Christian Dior Couture, spring 2009
The genius minds behind Christian Dior may have just put on a spectacular couture show, but they couldn't beat the economy in 2008. The house's fourth-quarter revenues dropped 6.9 percent, to $266.4 million. Revenues were down 2.8 percent for 2008 as a whole, to $1.13 billion, but remained flat when expressed at constant exchange rates.
Dior cites a number of reasons for the losses, such as the fifteen new stores it opened in 2008. Dior president and CEO Sidney Toledano said widespread early markdowns in this country hurt business late last year. However, the house did well in Europe (where sale periods were more restrained), the Middle East, and China.

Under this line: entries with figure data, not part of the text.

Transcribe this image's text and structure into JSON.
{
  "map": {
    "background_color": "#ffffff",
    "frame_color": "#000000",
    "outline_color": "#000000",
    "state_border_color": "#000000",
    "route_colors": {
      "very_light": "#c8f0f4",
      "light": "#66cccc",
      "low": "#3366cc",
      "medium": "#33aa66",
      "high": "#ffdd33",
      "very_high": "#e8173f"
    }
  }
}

Last year Dior also repositioned itself to a more upscale market, exiting the logo and "access product" business, a strategy that has been working well in Europe. However, stores driven by access (read: cheaper) products might not survive. Guess which country those are in! Toledano said one in Palm Beach recently closed, which can only mean shoppers there aren't so fabulously wealthy, after all.
While couture and ready-to-wear took a hit, beauty sales flourished, posting record profits of $2.98 billion, with especially strong sales of Dior Addict makeup lines and Diorshow Iconic Mascara. So, even though the couture line doesn't make money, it boosts Dior's image, which inspires beauty sales. Hey, we'll vouch for the mascara — it costs $27 a tube, but we own it in two colors. And then there's Tinsley Mortimer, who goes through about four tubes a day.